Начальнику военной части сказал, чтобы дали для охраны обоза стариков-солдат, а то молодые солдаты бросались на баб, а бабы на них. Начальник всех девок около себя держал, а баб выпускал гулять. Из загона выдавали лошадей под номерами, на маклаках выжженными. На каждый колхоз по 20 лошадей, записывались на девок. Потом гнали назад на Псковщину обоз лошадей длиной в 2 км. Много лошадей раненных, то бок выдран, то на трех ковыляет, часть по дороге съели. Ехали два-три месяца в кибитках, пригнали на берег Шелони между Красной Горкой и Дедовичами. Начальство встретило, и раздавали по колхозам.
А на следующий год так же пригнали из Пруссии коров. Бурые с длинными масталыгами, все калеченные, многие с одним соском. В Жадиновицком бору на берегу Шелони стояли лагерем с коровами, счастливое было лето, нас кормили. (Даже сейчас счастливое выражение у Полинушки разливается по физиономии). Раздаивали коров, сначала от каждой по стакану молока, потом больше. Все, и бабы и солдатики, боялись молоко пробовать – коровы немецкие, вдруг молоко отравлено. А я говорю, что они живые, стали пить молоко. Потом коров всех сдали на мясо, когда они родили своих телят от пригнанного из Дедовичей быка.
В 1947 году мы с сестрейкой Анной стали ходить на танцы. В наших деревнях танцы устраивали в избах по очереди. Хозяева сидят на лавках смотрят, кто-то играет на гармони, посередке кто с кем топчется, а в углах темных и в сенях кто с кем жмется. Мы с сестрейкой смогли на танцы ходить, как в огороде откопали парашют, шелковый. Сшила нам мама платья, а мы сами связали крючком из ниток воротнички, нарукавники и оборки, у каждой – свои. Только туфли были одни на двоих, так одна в сапогах в канаве косит траву для коровы, а другая в туфлях пляшет. Потом меняемся, а домой – в сапогах травы много тащим. В те времена у меня и любовь была, да он был богатый, не нам чета. А потом было приказано послать кого-нибудь на лесозаготовки, ну я и поехала, в Ляды попала. Тут Ивана Наумова и встретила. Расписались мы с ним в Лядах (тогда районный центр был город Ляды), документов у меня никаких нет, тут-то я и записалась Полиной Ивановной, годика два себе скинула, чтоб не быть старше Ивана, и увез он меня к себе домой, умыкнул.

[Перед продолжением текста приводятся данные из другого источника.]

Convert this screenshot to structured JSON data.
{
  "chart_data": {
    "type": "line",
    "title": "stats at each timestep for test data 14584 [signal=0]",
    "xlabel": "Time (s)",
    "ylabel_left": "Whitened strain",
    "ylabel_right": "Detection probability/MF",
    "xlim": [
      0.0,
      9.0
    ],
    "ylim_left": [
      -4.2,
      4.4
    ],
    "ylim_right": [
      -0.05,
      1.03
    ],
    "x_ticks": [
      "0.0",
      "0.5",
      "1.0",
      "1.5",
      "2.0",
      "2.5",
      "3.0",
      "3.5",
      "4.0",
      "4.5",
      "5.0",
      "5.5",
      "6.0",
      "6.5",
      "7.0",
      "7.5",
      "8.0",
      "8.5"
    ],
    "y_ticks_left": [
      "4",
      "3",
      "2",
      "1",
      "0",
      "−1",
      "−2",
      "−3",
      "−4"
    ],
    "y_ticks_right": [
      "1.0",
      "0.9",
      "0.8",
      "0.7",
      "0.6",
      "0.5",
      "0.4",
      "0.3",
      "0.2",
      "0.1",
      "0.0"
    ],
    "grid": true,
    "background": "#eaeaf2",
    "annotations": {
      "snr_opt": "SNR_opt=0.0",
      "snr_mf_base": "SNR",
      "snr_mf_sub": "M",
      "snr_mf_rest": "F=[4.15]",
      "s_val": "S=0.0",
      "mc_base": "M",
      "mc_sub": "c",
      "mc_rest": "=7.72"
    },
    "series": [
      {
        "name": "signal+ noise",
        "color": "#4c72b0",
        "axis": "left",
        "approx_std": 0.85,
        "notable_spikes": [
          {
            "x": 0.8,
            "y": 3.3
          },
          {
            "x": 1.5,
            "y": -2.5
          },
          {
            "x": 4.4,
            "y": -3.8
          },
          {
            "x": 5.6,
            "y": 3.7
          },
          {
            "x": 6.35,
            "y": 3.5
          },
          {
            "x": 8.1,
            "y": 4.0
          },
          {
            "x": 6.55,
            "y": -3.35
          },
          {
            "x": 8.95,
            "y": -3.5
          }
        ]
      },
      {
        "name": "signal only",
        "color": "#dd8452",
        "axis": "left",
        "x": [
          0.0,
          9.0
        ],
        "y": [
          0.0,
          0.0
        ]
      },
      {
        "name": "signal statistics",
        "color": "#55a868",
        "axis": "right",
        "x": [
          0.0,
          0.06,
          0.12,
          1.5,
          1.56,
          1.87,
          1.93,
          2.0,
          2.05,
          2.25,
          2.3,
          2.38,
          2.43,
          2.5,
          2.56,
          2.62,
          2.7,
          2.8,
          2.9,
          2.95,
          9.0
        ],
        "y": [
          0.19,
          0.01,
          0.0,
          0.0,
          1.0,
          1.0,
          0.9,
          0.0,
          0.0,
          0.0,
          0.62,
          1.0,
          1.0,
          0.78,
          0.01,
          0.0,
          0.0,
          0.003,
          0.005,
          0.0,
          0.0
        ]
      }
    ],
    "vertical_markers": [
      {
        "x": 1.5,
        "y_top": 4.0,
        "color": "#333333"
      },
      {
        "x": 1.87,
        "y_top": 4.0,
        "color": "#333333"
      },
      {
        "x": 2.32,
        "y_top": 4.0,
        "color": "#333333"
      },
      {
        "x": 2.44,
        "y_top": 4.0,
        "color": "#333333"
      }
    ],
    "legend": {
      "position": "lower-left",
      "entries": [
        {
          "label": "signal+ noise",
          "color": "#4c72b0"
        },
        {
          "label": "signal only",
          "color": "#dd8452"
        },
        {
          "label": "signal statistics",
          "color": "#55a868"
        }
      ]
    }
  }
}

Наумовы имели большой дом с большим хозяйством в самой середине деревни Дуброво, что стоит на речке Яне около ее впадения в реку Плюсу. Дуброво деревня хорошая, высоко стоит по-над устьем Яны, внизу сенокосный луг большой раскинулся, справа за дубовой рощей – холмы с сосновым лесом. Мне там несладко было, всем верховодила старшая сестра Ивана с мужем. Муж у нее – умный хозяин, хитрый горбун, работал бухгалтером в доме инвалидов войны в деревне Брод, что на высокой горе над Плюсой стоит. Ну, я, как только старшую дочь Галину родила, так и уехала из Дубровской усадьбы. Мы с Иваном устроились работать в дом инвалидов, там нам и жилье дали. Хорошо жили, ездили в Дуброво в дни свободные, любились мы с Ваней, только вот пить он начал часто, – все пили. Когда сильно пьяный, то свирепый становился, меня все ревновал. Один раз чуть не зарезал, прибежал с топором в нашу комнату, а я там сплю на кровати. Он потом мне сам рассказывал, что залюбовался на меня, я раскраснелась во сне, Иван топор и бросил.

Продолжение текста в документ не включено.